The article never suggests that reducing the serum uric acid quickly is the goal. In the article, I discussed how to properly titrate allopurinol up slowly to help reduce mobilization flares. I also covered the topic of mobilization flares in the section entitled, "What You Should Know About The Urate Lowering Therapy Paradox." It says:

"It is important to educate patients that paradoxically, the initiation of urate lowering therapy can trigger acute gouty attacks. This is thought to be secondary to the rapid decrease in the serum uric acid that causes a large change in the concentration gradient. This concentration gradient causes mobilization of the urate, which is thought to increase so-called “mobilization flares.”

Therefore, one must utilize concomitant use of nonsteroidal anti-inflammatory medications when initiating urate lowering therapy. It is important to note colchicine (Colcrys, Takeda), given at 0.6 mg PO q.d. or b.i.d., is the only FDA approved medication for gout prophylaxis."

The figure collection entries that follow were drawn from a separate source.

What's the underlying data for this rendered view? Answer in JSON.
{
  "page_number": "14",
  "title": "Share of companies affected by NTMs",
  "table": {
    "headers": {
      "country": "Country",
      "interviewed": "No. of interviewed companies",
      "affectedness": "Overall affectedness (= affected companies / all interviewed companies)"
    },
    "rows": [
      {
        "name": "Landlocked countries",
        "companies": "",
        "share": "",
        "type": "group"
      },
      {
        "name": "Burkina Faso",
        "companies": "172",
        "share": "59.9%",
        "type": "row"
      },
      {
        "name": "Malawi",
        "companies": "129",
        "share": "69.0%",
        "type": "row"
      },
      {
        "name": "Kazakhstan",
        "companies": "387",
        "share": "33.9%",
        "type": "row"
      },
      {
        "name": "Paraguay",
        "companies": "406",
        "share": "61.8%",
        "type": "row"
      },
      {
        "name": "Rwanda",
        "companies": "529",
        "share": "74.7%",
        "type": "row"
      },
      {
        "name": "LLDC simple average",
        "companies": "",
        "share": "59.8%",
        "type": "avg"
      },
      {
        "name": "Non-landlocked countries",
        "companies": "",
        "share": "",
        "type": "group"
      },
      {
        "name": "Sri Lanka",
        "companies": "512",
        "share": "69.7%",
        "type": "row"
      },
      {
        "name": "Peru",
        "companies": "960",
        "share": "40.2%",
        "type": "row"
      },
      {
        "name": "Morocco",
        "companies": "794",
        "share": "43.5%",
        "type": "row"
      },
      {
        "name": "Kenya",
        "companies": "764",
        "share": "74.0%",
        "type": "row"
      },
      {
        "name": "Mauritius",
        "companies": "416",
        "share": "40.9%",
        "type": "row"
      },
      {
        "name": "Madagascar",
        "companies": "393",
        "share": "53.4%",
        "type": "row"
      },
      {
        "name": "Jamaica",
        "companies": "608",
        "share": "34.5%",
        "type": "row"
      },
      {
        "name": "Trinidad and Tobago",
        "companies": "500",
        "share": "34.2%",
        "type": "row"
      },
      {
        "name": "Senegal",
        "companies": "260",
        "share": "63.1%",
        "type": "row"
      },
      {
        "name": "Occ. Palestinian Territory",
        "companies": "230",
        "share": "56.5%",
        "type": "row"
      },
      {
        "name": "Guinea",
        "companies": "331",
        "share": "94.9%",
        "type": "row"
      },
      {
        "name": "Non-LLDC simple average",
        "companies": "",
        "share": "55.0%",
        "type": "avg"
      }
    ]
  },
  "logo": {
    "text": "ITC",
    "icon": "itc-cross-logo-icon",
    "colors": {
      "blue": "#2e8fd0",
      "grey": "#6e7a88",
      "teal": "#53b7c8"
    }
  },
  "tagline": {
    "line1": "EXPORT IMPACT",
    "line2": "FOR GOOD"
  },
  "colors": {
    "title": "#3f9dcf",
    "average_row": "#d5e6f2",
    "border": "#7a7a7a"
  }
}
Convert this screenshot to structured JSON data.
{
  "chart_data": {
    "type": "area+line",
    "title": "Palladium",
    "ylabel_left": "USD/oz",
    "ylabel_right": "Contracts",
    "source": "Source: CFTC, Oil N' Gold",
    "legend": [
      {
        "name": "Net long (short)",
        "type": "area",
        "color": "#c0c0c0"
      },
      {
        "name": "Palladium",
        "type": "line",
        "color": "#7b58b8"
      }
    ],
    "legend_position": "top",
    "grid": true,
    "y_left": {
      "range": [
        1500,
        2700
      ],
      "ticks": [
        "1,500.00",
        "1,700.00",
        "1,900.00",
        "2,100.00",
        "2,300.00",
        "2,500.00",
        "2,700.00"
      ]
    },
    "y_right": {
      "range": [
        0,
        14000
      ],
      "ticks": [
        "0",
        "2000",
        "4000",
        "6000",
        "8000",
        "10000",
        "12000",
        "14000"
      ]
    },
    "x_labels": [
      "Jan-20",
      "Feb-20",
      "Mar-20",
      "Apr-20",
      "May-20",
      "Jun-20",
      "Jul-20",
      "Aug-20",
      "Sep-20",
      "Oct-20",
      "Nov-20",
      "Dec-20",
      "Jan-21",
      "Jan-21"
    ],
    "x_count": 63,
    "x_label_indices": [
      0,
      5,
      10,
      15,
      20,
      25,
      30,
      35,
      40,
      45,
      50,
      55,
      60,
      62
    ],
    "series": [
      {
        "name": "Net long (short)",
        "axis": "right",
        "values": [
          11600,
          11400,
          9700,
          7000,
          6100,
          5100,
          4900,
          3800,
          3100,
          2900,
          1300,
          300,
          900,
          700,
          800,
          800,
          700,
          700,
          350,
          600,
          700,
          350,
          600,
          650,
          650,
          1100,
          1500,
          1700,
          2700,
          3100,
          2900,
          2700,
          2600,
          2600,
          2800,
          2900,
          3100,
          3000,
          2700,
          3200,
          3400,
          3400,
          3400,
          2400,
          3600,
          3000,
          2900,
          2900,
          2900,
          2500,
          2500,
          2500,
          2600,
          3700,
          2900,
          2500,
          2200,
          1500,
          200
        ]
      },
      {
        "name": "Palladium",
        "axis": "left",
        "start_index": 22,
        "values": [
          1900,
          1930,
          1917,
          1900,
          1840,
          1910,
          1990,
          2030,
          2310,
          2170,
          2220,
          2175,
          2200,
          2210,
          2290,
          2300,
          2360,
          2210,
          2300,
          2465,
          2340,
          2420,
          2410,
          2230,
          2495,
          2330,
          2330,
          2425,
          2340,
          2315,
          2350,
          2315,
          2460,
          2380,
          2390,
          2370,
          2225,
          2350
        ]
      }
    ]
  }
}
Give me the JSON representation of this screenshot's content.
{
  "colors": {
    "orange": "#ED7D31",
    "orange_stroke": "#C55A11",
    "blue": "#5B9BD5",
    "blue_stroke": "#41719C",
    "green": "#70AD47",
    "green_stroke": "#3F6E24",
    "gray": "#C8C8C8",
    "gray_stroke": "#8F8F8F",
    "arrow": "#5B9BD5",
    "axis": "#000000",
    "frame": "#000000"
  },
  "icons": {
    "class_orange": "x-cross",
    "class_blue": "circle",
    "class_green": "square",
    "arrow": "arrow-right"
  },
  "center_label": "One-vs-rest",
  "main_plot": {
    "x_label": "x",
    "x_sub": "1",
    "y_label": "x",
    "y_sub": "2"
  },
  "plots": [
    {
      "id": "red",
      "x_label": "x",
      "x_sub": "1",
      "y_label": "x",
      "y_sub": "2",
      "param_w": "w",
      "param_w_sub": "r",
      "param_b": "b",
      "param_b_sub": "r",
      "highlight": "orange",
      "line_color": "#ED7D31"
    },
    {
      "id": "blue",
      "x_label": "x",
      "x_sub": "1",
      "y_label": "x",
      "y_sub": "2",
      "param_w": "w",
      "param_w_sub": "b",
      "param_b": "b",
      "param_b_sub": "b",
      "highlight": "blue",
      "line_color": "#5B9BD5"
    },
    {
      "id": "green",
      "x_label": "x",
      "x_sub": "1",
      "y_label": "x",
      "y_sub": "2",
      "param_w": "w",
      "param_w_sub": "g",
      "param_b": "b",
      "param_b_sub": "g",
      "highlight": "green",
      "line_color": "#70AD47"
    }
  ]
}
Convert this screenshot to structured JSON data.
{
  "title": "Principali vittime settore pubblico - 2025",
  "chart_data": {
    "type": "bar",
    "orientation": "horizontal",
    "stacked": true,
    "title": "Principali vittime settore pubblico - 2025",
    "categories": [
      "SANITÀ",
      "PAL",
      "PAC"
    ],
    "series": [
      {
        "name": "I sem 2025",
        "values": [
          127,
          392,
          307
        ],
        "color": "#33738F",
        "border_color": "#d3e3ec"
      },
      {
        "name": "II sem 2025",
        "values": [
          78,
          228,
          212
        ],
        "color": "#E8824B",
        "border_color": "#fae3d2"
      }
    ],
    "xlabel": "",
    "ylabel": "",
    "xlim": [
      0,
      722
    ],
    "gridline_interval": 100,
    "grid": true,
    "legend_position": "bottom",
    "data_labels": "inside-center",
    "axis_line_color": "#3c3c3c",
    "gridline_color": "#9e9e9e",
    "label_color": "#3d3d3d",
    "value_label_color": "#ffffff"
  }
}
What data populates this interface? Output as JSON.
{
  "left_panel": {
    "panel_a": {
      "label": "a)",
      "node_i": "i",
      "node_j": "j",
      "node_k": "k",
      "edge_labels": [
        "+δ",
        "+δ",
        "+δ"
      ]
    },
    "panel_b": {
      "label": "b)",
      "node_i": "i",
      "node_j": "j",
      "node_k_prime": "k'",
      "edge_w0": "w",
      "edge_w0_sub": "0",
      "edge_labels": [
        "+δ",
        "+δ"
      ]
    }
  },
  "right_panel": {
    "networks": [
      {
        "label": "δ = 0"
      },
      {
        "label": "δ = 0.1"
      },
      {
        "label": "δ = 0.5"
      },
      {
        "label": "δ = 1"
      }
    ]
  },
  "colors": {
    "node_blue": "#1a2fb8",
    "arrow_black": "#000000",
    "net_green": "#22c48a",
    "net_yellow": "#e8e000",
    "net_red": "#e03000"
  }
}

To address your second question, I think it is important to understand that the audience for this article was physicians, not patients. I do not believe it would be wise to downplay the importance of dietary modifications to your patients, but I also believe it is important that patients have a realistic expectation of what they can hope to obtain with dietary modifications alone. Patient education about dietary modifications can be effective without urate lowering therapy as long as the serum uric acid is under 7 mg/dL. If you have a serum uric acid of 7 mg/dL and you reduce the serum uric acid by 10% with dietary modification, the serum uric acid will still be a sub-therapeutic 7.3 mg/dL. I think it is extremely important that both patients and physicians understand this because in many cases, urate lowering therapy will need to be utilized in conjunction with dietary modifications.

Reply to this comment »
Lewis Stuttardsays: June 17, 2013 at 5:14 am

As a podiatric surgeon and a gout sufferer, Ihave only one question. How does one ensure the serum uric acid stays below 6 mg/dl ( or 5 in UK )?

Regards,
Lewis Stuttard

Reply to this comment »
Scott Neville DPMsays: June 20, 2013 at 3:42 pm

One of the main reasons why serum uric acid is persistently sub-therapeutic is inappropriate dosing of urate lowering therapy. For instance, in multiple studies, allopurinol is consistently under-dosed, resulting in sub-therapeutic serum uric acid levels.

If we assume that a patient is on an appropriate urate lowering therapy at the appropriate dose and that patient continues to be symptomatic, that is the definition of refractory chronic gout. Krystexxa is the only FDA-approved medication for refractory chronic gout.

I would encourage such a patient to seek out a local Krystexxa representative to find a physician in the area who is knowledgeable about Krystexxa.